Если верно переведено, то записавшего это звали Барина, женщина фальконер. А «написано на брегах изгнания, когда все мужчины сошли с ума». На пергаменте какое то засохшее пятно. Слеза? Или просто морская пена? Аскетическая женщина ученый снова прочла легенду, дошедшую через много столетий, и содрогнулась.
***
Царица Теора и ее некогда верный человек Лангвард стояли на утесе над берегом. Из своей осажденной крепости Салзатар царица гневными глазами, полными горячих слез, смотрела, как последние Дома уплывали на кораблях пиратов салкаров.

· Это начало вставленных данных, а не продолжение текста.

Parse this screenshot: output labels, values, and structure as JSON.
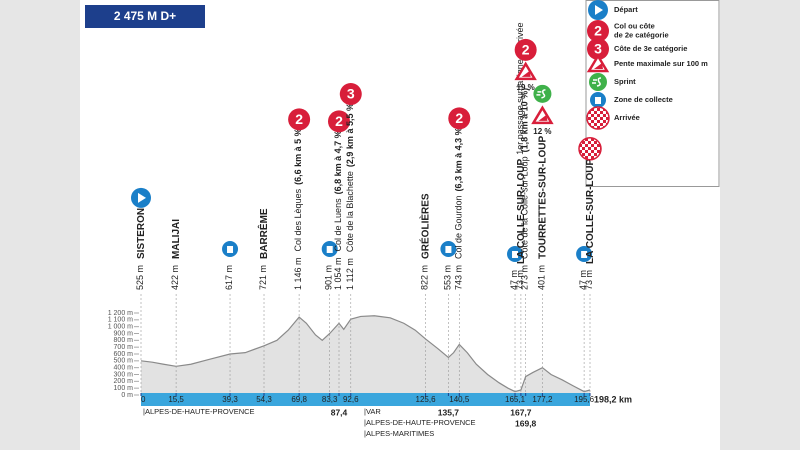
{
  "header": {
    "title": "2 475 M D+"
  },
  "legend": [
    {
      "icon": "start",
      "label": [
        "Départ"
      ]
    },
    {
      "icon": "climb",
      "badge": "2",
      "label": [
        "Col ou côte",
        "de 2e catégorie"
      ]
    },
    {
      "icon": "climb",
      "badge": "3",
      "label": [
        "Côte de 3e catégorie"
      ]
    },
    {
      "icon": "gradient",
      "label": [
        "Pente maximale sur 100 m"
      ]
    },
    {
      "icon": "sprint",
      "label": [
        "Sprint"
      ]
    },
    {
      "icon": "collect",
      "label": [
        "Zone de collecte"
      ]
    },
    {
      "icon": "finish",
      "label": [
        "Arrivée"
      ]
    }
  ],
  "waypoints": [
    {
      "km": 0,
      "kind": "town",
      "altitude": "525 m",
      "name": "SISTERON",
      "icons": [
        {
          "type": "start"
        }
      ]
    },
    {
      "km": 15.5,
      "kind": "town",
      "altitude": "422 m",
      "name": "MALIJAI",
      "icons": []
    },
    {
      "km": 39.3,
      "kind": "collect",
      "altitude": "617 m",
      "icons": [
        {
          "type": "collect"
        }
      ]
    },
    {
      "km": 54.3,
      "kind": "town",
      "altitude": "721 m",
      "name": "BARRÊME",
      "icons": []
    },
    {
      "km": 69.8,
      "kind": "climb",
      "altitude": "1 146 m",
      "name": "Col des Lèques",
      "detail": "(6,6 km à 5 %)",
      "icons": [
        {
          "type": "climb",
          "badge": "2"
        }
      ]
    },
    {
      "km": 83.3,
      "kind": "collect",
      "altitude": "901 m",
      "icons": [
        {
          "type": "collect"
        }
      ]
    },
    {
      "km": 87.4,
      "kind": "climb",
      "altitude": "1 054 m",
      "name": "Col de Luens",
      "detail": "(6,8 km à 4,7 %)",
      "icons": [
        {
          "type": "climb",
          "badge": "2"
        }
      ]
    },
    {
      "km": 92.6,
      "kind": "climb",
      "altitude": "1 112 m",
      "name": "Côte de la Blachette",
      "detail": "(2,9 km à 5,5 %)",
      "icons": [
        {
          "type": "climb",
          "badge": "3"
        }
      ]
    },
    {
      "km": 125.6,
      "kind": "town",
      "altitude": "822 m",
      "name": "GRÉOLIÈRES",
      "icons": []
    },
    {
      "km": 135.7,
      "kind": "collect",
      "altitude": "553 m",
      "icons": [
        {
          "type": "collect"
        }
      ]
    },
    {
      "km": 140.5,
      "kind": "climb",
      "altitude": "743 m",
      "name": "Col de Gourdon",
      "detail": "(6,3 km à 4,3 %)",
      "icons": [
        {
          "type": "climb",
          "badge": "2"
        }
      ]
    },
    {
      "km": 165.1,
      "kind": "collect",
      "altitude": "47 m",
      "icons": [
        {
          "type": "collect"
        }
      ]
    },
    {
      "km": 167.7,
      "kind": "town",
      "altitude": "73 m",
      "name": "LA COLLE-SUR-LOUP",
      "detail": "1er passage sur la ligne d'arrivée",
      "icons": []
    },
    {
      "km": 169.8,
      "kind": "climb",
      "altitude": "273 m",
      "name": "Côte de la Colle-sur-Loup",
      "detail": "(1,8 km à 10 %)",
      "icons": [
        {
          "type": "gradient",
          "label": "19 %"
        },
        {
          "type": "climb",
          "badge": "2"
        }
      ]
    },
    {
      "km": 177.2,
      "kind": "town",
      "altitude": "401 m",
      "name": "TOURRETTES-SUR-LOUP",
      "icons": [
        {
          "type": "gradient",
          "label": "12 %"
        },
        {
          "type": "sprint"
        }
      ]
    },
    {
      "km": 195.6,
      "kind": "collect",
      "altitude": "47 m",
      "icons": [
        {
          "type": "collect"
        }
      ]
    },
    {
      "km": 198.2,
      "kind": "town",
      "altitude": "73 m",
      "name": "LA COLLE-SUR-LOUP",
      "icons": [
        {
          "type": "finish"
        }
      ]
    }
  ],
  "regions": [
    "|ALPES-DE-HAUTE-PROVENCE",
    "|VAR",
    "|ALPES-DE-HAUTE-PROVENCE",
    "|ALPES-MARITIMES"
  ],
  "chart_data": {
    "type": "area",
    "x": [
      0,
      5,
      10,
      15.5,
      22,
      30,
      39.3,
      46,
      54.3,
      60,
      65,
      69.8,
      73,
      77,
      80,
      83.3,
      87.4,
      89.5,
      92.6,
      97,
      103,
      110,
      116,
      121,
      125.6,
      131,
      135.7,
      138,
      140.5,
      144,
      148,
      153,
      158,
      162,
      165.1,
      167.7,
      169.8,
      173,
      177.2,
      181,
      186,
      191,
      195.6,
      198.2
    ],
    "values": [
      500,
      480,
      450,
      420,
      450,
      520,
      600,
      620,
      720,
      800,
      950,
      1140,
      1050,
      880,
      800,
      900,
      1050,
      960,
      1110,
      1150,
      1160,
      1130,
      1050,
      950,
      820,
      680,
      550,
      620,
      740,
      620,
      450,
      300,
      180,
      100,
      50,
      73,
      270,
      330,
      400,
      300,
      220,
      130,
      50,
      73
    ],
    "color": "#8a8a8a",
    "fill": "#e2e2e2",
    "xlim": [
      0,
      198.2
    ],
    "ylim": [
      0,
      1200
    ],
    "yticks": [
      {
        "value": 0,
        "label": "0 m"
      },
      {
        "value": 100,
        "label": "100 m"
      },
      {
        "value": 200,
        "label": "200 m"
      },
      {
        "value": 300,
        "label": "300 m"
      },
      {
        "value": 400,
        "label": "400 m"
      },
      {
        "value": 500,
        "label": "500 m"
      },
      {
        "value": 600,
        "label": "600 m"
      },
      {
        "value": 700,
        "label": "700 m"
      },
      {
        "value": 800,
        "label": "800 m"
      },
      {
        "value": 900,
        "label": "900 m"
      },
      {
        "value": 1000,
        "label": "1 000 m"
      },
      {
        "value": 1100,
        "label": "1 100 m"
      },
      {
        "value": 1200,
        "label": "1 200 m"
      }
    ],
    "xticks": [
      0,
      {
        "value": 15.5,
        "label": "15,5"
      },
      {
        "value": 39.3,
        "label": "39,3"
      },
      {
        "value": 54.3,
        "label": "54,3"
      },
      {
        "value": 69.8,
        "label": "69,8"
      },
      {
        "value": 83.3,
        "label": "83,3"
      },
      {
        "value": 87.4,
        "label": "87,4",
        "placement": "below"
      },
      {
        "value": 92.6,
        "label": "92,6"
      },
      {
        "value": 125.6,
        "label": "125,6"
      },
      {
        "value": 135.7,
        "label": "135,7",
        "placement": "below"
      },
      {
        "value": 140.5,
        "label": "140,5"
      },
      {
        "value": 165.1,
        "label": "165,1"
      },
      {
        "value": 167.7,
        "label": "167,7",
        "placement": "below"
      },
      {
        "value": 169.8,
        "label": "169,8",
        "placement": "below"
      },
      {
        "value": 177.2,
        "label": "177,2"
      },
      {
        "value": 195.6,
        "label": "195,6"
      },
      {
        "value": 198.2,
        "label": "198,2 km",
        "placement": "end"
      }
    ]
  }
}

За ней стоял человек, которого она подняла из ничего и дала ему второе после себя положение в стране.
— Госпожа, будь разумна, — уговаривал Лангвард, не употребляя титула. — Тебя никто не поддержит в этом твоем отчаянном сопротивлении. Ты из каприза хочешь сохранить свою власть.
— Из каприза? — Она вздохнула, вспомнив, сколько напряженных размышлений и трудного балансирования между разными силами стояло за этим решением.
— Но если ты возьмешь себе лорда из долины, то сохранишь титул царицы, которым, я знаю, ты дорожить как и честью.
Она посмотрела на него, но он не решался встретиться с нею взглядом. Неужели он считает ее такой же глупой, как женщины при дворе завоевателей? Они вечно спорят о том, у кого из их мужей выше положение и звание. Где ценятся не личные качества женщины, а только девственность или отсутствие ее, покорность и молчание. Стать такими, как они? Никогда!
— Как царица, я мать своего народа, я правительница, а не покорная рабыня завоевателей, — твердо произнесла она. — Нет!
— Ты не будешь в таком же положении, как другие, — флегматично заметил Лангвард. — Он предложил тебя мне. В качестве милости. — И когда ее рука легла на кинжал Хранителя Царицы, он напомнил ей: —Когда то ты сама сделала мне такое предложение.
— И ты отказался, объяснив, что не хочешь быть моей комнатной собачкой. Ну, а я не стану твоей. Значит, ты дал клятву верности этому человеку?
— Нет! — Ответ прозвучал без колебаний. Теора несколько секунд смотрела на него.
— Если присоединишься ко мне в этой последней попытке, тебя не постигнет ни смерть, ни позор. У нас еще осталась надежда — наше древнее волшебство. Богиня по прежнему хранит своих детей. Я знаю, она изгнана из этой земли и поклонение ей запрещено. Это самое гнусное. Неужели ты вытерпишь и это, Лангвард?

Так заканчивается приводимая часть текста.